In the business of science

Sam Santhosh, CEO of the California-based Calsoft, says entrepreneurs need to be science -savvy in future. He has formulated a subject called Science, Technology & Business (STB) for B-Schools.

August 06, 2010 06:29 pm | Updated 06:29 pm IST - Kochi

He swears by science and technology and is a die-hard optimist. For life has taught this businessman, age 48, many lessons, that bad days need not necessarily mean doom and good days must be backed by futuristic thinking. That is why the MD and CEO of the California based Calsoft group plans for a future where science and business can jointly erase the ills that plague society.

The very premise on which Sam functions is this: There is no business in future without science and technology playing handmaidens to it. So steeped in this belief is Sam that he has formulated a syllabus for a subject to be taught in B-Schools: It's called Science, Technology & Business (STB) - for the next generation of entrepreneurs. “Yahoo and Google belong to the last decade. I feel this course can kindle interest in would-be entrepreneurs to build science based businesses.” Sam believes developments in genetics, robotics, nanotechnology and neuromedicine will offer solutions to most of the problems facing us today, and pave the way for entrepreneurs to do well in these spheres. This subject has already been included in the syllabus of the MBA course at DC School of Management at Vagamon. “I plan to take some of the classes on their campus and the rest by video conference from the US. The regular staff needs to be trained in the subject so that they continue with the course in the future if it is well accepted by the students,” Sam says. The course concentrates on the major developments in science and technology today and also addresses issues like how to solve the challenges facing humanity, the great business opportunities in the next 10 years, basic necessities of an ecosystem to develop entrepreneurship and how to handle the legal and ethical issues created by these developments.

Initial experiences

And how is Sam Santhosh (Sreedharan Nair Santhosh), a boy from Viyyur, who finished his engineering (mechanical) in Thrissur engineering college (where his father taught) qualified for all these things, you may wonder.

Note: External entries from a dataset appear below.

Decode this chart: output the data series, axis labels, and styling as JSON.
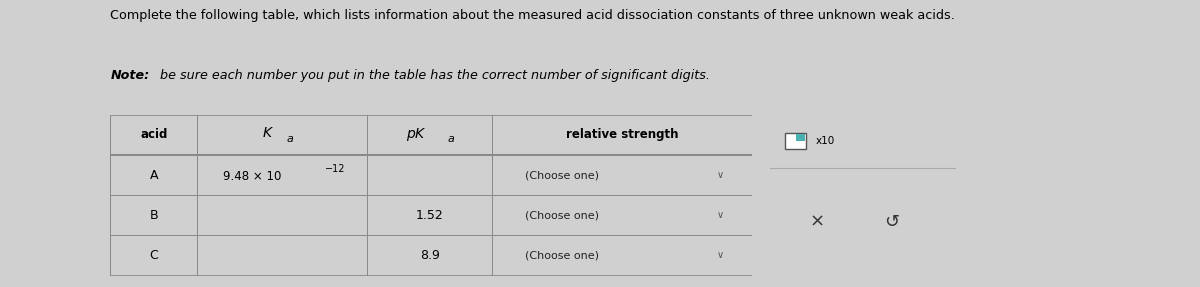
{
  "title_line1": "Complete the following table, which lists information about the measured acid dissociation constants of three unknown weak acids.",
  "title_line2_note": "Note:",
  "title_line2_rest": " be sure each number you put in the table has the correct number of significant digits.",
  "bg_color": "#d0d0d0",
  "table_bg": "#ffffff",
  "input_box_border": "#6699cc",
  "input_box_fill": "#ddeeff",
  "dropdown_border": "#aaaaaa",
  "dropdown_fill": "#f5f5f5",
  "popup_top_bg": "#ffffff",
  "popup_bot_bg": "#b8bcbe",
  "popup_border": "#aaaaaa",
  "row_data": [
    {
      "acid": "A",
      "ka_text": "9.48 × 10",
      "ka_sup": "−12",
      "pka": "",
      "pka_has_input": true,
      "ka_has_input": false
    },
    {
      "acid": "B",
      "ka_text": "",
      "ka_sup": "",
      "pka": "1.52",
      "pka_has_input": false,
      "ka_has_input": true
    },
    {
      "acid": "C",
      "ka_text": "",
      "ka_sup": "",
      "pka": "8.9",
      "pka_has_input": false,
      "ka_has_input": true
    }
  ],
  "col_labels": [
    "acid",
    "Ka",
    "pKa",
    "relative strength"
  ],
  "dropdown_text": "(Choose one)",
  "checkbox_label": "x10",
  "popup_x": "×",
  "popup_undo": "↺"
}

Sam went to IIM Kolkata where he studied Management Information Systems as a subject. Later his experiences at a tile factory that his father's family ran in Pathanapuram were anything but happy. “There were 120 workers and five unions. There were strikes and work stopped with debts mounting. Politicians or the bureaucracy were of no help. I took a loan and started an IT outlet in Kochi. It was one of the first ones in Kerala, in 1987. I got many projects. That's when I saw an ad in The Hindu , about an exhibition in Las Vegas in 1991. Well, I took a loan and went for it, met up people and it resulted in an order from an oil company called Chemoil Corporation.”

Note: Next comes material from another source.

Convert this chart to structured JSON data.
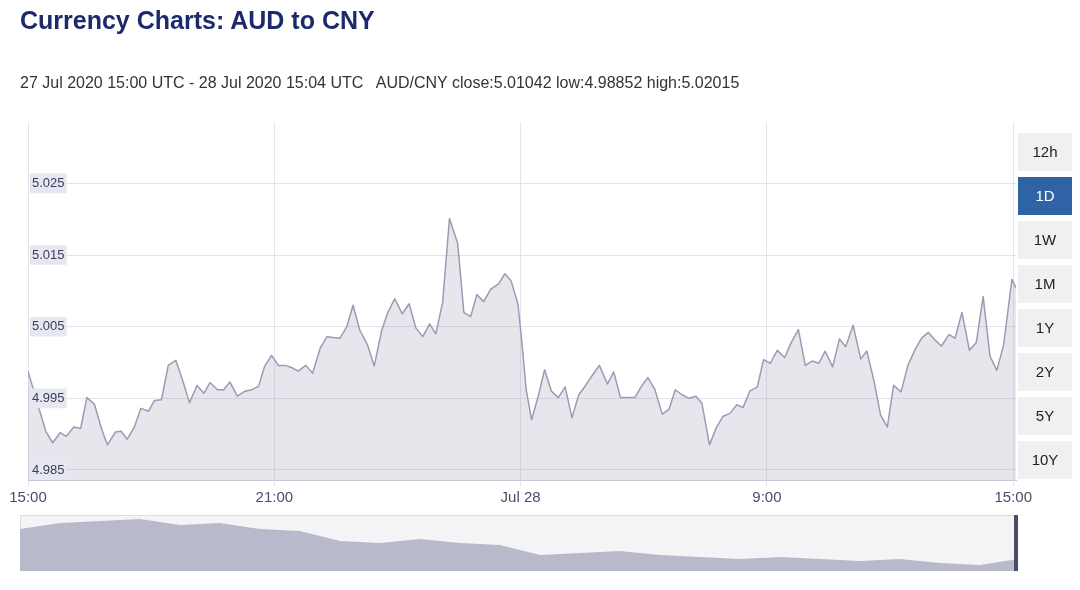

Sam started a joint venture with Chemoil for offshore software development called California Software Co. Ltd (Calsoft) in 1992. From there, there was no looking back.

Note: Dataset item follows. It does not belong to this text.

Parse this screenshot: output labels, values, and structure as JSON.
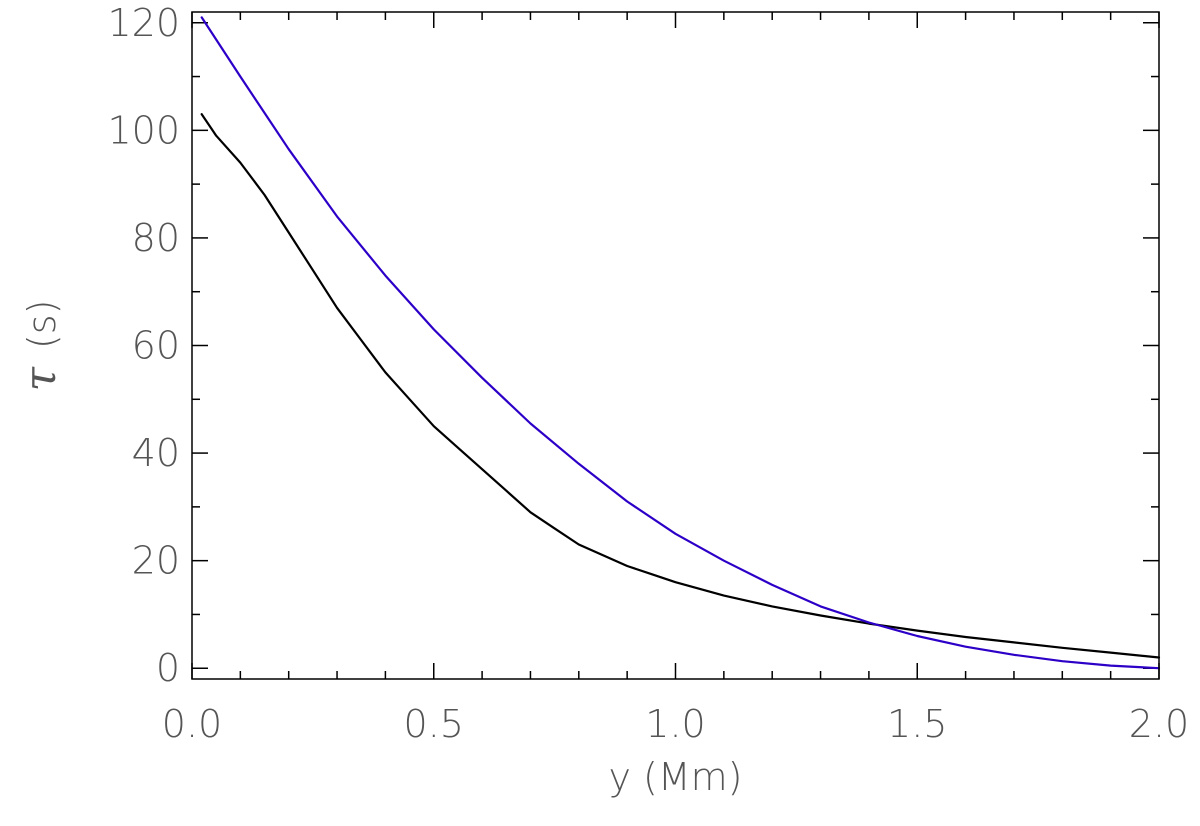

Being in the US with a name like Sreedharan Nair Santhosh was not easy. So to make it easier for people to call him, he became S (Sam) Santhosh! And now began his BIG yatra into the businessworld and Sam entered the field with proper ammo, in this case, knowledge. He did many short term courses from established universities to equip himself for the journey forward. His first one was a basic course in Biology which he upgraded with the latest subjects. “GNR, (genetics, nanotechnology and robotics, (including artificial intelligence) is the future. I did a course recently at Singularity University too,” he says.

Singularity University is on the NASA campus and was co-founded by Ray Kurzweil, a leading thinker and inventor who has been described often as the heir to Thomas Edison, for his original thinking and futuristic vision. The courses offered here are very advanced and are for world leaders and CEOs in a variety of subjects to ‘stimulate groundbreaking disruptive thinking and solutions aimed at solving the planets pressing challenges'.

Reading consumes Sam. “If you don't read you cannot lead,” says the man who tried his hand at moderating a TV show last year. It was all about reading. The management students would be told to read certain books and the questions would be based on that. It went up to 18 episodes.

Rationalist

One look into his car and you see that the backseat is teeming with books: Oliver Morton's ‘Eating the Sun', ‘Cutting for Stone' by Abraham Varghese and ‘Out of thin Air' by Peter D. Ward. His concern for the planet and love for science is evident.

To Sam, hard work and science overrule all things irrational. His cherubic smile does not betray the rationalist in him. The closest he can get to religion is perhaps, Buddhism, he feels, which is closest to Nature. There is no façade about the man, or the businessman's PR jargon where the listener's name crops up nineteen to the dozen in the conversation.

Almost two decades in the US and no American accent? I listened desperately for that give-away drawl, but failed to trace it. “No, I don't have one,” he says simply, and his mother tongue comes naturally to him. “I am also an Indian passport holder still,” he discloses. Living with his daughters Lakshmy, Devi and wife Jayashree in California, his Keralan roots are intact along with his global ties.